Daily Archives: May 27, 2016

Three Adventist worlds

 

If you are a regular reader of the Adventist Review on line, you will have noticed that lately the focus has been on Africa, and especially on Rwanda. A nationwide evangelization campaign in this Central-African country is currently being conducted, with a number of key Adventist leaders from the division and the General Conference as active participants. One week ago already almost 30.000 people were baptized. It is expected that on Saturday May 28 approximately 70.000 more men and women will also enter a baptismal font somewhere in the country. This means that as the result of this campaign the church in Rwanda will grow fifteen percent, from 700.000 to 800.000 members. Recently in Zimbabwe on one day 35.000 were added to the church. African leaders are confident that these results can be duplicated elsewhere in Eastern and Central-Africa.

[I will here not enter into any speculation whether all these new members are fully aware of all twenty-eight Fundamental Beliefs or whether this is only a requirement that is imposed by the church’s leadership on the Western world.]

The enormous growth of the church in Africa (and other areas in the world) is in sharp contrast with developments in most places in the western world. If there is any growth in that part of the world at all, it is mainly the result of migration from developing countries. At times I have the feeling that the Adventist church in Europe is no longer a factor that is aken seerious by he rest of he world. For the leaders of the General Conference, it would seem, the church in the often small and unruly Europe has little future. And we have to admit: the role of European Adventism is numerically becoming less and less important within the world church, when we consider that in one evangelistic campaign in Africa more members join the church than the number of the total membership in the entire Trans-European Division.

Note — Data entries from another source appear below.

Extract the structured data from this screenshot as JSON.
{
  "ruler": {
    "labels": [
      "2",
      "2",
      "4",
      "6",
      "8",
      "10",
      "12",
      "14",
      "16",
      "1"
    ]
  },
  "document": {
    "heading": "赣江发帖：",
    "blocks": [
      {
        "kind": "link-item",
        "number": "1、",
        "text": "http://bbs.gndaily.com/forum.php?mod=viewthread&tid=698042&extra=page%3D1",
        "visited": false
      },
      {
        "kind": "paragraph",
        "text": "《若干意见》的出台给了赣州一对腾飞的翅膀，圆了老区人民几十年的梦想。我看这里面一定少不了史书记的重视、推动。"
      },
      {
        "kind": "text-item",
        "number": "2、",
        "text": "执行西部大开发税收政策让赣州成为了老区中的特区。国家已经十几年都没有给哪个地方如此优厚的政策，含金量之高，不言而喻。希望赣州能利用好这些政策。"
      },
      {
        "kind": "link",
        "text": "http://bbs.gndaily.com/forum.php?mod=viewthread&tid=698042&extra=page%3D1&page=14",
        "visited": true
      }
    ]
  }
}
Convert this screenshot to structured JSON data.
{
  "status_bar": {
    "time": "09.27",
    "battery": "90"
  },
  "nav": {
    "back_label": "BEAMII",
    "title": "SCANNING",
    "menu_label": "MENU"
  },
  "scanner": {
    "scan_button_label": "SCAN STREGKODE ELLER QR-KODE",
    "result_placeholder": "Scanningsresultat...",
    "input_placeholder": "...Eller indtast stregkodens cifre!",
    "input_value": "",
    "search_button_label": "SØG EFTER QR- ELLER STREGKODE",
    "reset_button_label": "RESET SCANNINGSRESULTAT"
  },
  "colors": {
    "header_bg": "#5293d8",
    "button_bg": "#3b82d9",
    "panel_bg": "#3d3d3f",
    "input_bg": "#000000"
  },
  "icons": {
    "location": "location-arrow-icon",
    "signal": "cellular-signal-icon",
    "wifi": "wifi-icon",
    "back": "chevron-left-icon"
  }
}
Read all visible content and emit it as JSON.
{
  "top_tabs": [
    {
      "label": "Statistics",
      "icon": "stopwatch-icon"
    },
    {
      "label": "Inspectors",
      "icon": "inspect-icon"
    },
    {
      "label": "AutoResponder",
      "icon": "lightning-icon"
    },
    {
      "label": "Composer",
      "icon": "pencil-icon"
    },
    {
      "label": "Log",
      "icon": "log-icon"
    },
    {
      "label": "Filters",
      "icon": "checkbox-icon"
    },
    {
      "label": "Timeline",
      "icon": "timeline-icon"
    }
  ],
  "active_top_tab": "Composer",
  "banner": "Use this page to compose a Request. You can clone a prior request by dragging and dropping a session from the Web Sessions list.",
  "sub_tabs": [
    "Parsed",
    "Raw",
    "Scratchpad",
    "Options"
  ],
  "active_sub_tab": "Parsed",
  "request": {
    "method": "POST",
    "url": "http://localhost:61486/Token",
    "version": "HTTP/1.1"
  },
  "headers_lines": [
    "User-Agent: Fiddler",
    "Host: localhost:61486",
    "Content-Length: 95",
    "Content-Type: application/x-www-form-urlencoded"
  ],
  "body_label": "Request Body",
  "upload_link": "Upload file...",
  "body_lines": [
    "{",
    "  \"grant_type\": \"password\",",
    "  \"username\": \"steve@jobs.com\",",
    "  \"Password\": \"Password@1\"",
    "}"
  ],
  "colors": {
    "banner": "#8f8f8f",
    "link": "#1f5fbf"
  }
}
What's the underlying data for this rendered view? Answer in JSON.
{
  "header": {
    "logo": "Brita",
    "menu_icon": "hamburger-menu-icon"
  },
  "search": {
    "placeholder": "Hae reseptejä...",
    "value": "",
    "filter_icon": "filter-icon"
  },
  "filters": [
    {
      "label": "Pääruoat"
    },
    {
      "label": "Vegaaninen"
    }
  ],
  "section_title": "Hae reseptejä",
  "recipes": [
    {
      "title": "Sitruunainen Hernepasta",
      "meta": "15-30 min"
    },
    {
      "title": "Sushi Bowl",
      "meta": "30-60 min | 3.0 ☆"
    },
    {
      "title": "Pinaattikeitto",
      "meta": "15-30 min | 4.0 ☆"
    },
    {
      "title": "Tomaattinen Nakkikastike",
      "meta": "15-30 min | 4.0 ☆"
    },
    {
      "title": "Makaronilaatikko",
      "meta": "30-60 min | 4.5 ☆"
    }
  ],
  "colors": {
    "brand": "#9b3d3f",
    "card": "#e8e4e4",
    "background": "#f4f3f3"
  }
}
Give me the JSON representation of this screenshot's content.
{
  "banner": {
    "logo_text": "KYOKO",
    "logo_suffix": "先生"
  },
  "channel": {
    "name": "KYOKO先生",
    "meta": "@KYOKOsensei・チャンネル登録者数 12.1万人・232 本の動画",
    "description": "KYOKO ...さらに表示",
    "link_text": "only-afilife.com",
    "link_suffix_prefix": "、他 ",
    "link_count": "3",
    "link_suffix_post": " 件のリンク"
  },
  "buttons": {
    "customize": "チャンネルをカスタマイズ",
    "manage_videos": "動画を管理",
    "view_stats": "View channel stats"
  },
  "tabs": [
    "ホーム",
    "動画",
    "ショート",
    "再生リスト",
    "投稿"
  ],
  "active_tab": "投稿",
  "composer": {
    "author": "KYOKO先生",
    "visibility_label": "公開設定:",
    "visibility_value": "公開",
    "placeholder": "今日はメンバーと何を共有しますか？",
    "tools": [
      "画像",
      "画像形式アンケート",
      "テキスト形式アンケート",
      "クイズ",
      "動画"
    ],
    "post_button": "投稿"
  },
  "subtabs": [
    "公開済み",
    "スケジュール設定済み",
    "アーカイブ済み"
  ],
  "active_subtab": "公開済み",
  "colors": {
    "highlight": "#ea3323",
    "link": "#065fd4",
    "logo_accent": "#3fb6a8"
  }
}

Whatever be the case, one can hardly avoid the impression that the worldwide church is gradually split in a fast growing church in the ‘South’ and a small, stagnating church in the ‘North’. These more and more seem to be two different Adventist worlds. However, lately I have become more than ever before aware of the fact that there is also a third Adventist world, besides the two I just mentioned: that of the people who find themselves ‘on the margins’ of the church. In recent months I have invested a lot of time and energy in writing of a book that targets those Adventists, who are drifting away from their church and who worry greatly about recent trends in the church and the way the church has been dealing with issues as women’s ordination and the Fundamental Beliefs. I have been in touch with lots of people about my current project. I have asked over twenty people to read the manuscript and to provide me with their input. Repeatedly I was told: ‘ In fact, I also am in the group of those “marginals” you are targeting!’

It becomes ever clearer to me (also after I devoted my blog a few weeks ago to this project) that this book is important and that the group of ‘people on the margins’ of the church is much bigger than I initially thought. I hope I will be able to encourage many of those who are ‘on the margins’. Maybe I can put into words what for many mostly remained a sense of unease that they were often not able to describe.

The English version of the book is in its final phase. As I write, the manuscript has been copy-edited and is with the firm that will take care of the page lay-out, before it can pass through the publisher to the printer and then to Amazon.com and other distribution channels. The aim is to have the book ready by August 1, as a paperback as well as in digital format. The Dutch version is scheduled to appear 2-3 months later. Work has started on a French and a Russian edition. Possibly other languages will follow.

It would, I think, be a disaster if the great success in the ‘South’ would result in less attention for the church in the ‘North’. And it would be tragic if this third Adventist world—of Adventists ‘on the margins’—would be gradually drifting further and further away from the rest of the church. More than ever before the church also needs people who dare to ask questions and are willing to admit that they do not know all the answers. I hope I will be given some more years in which I can put a lot of my energy in this ‘ministry’ for fellow-believers ‘on the margins’.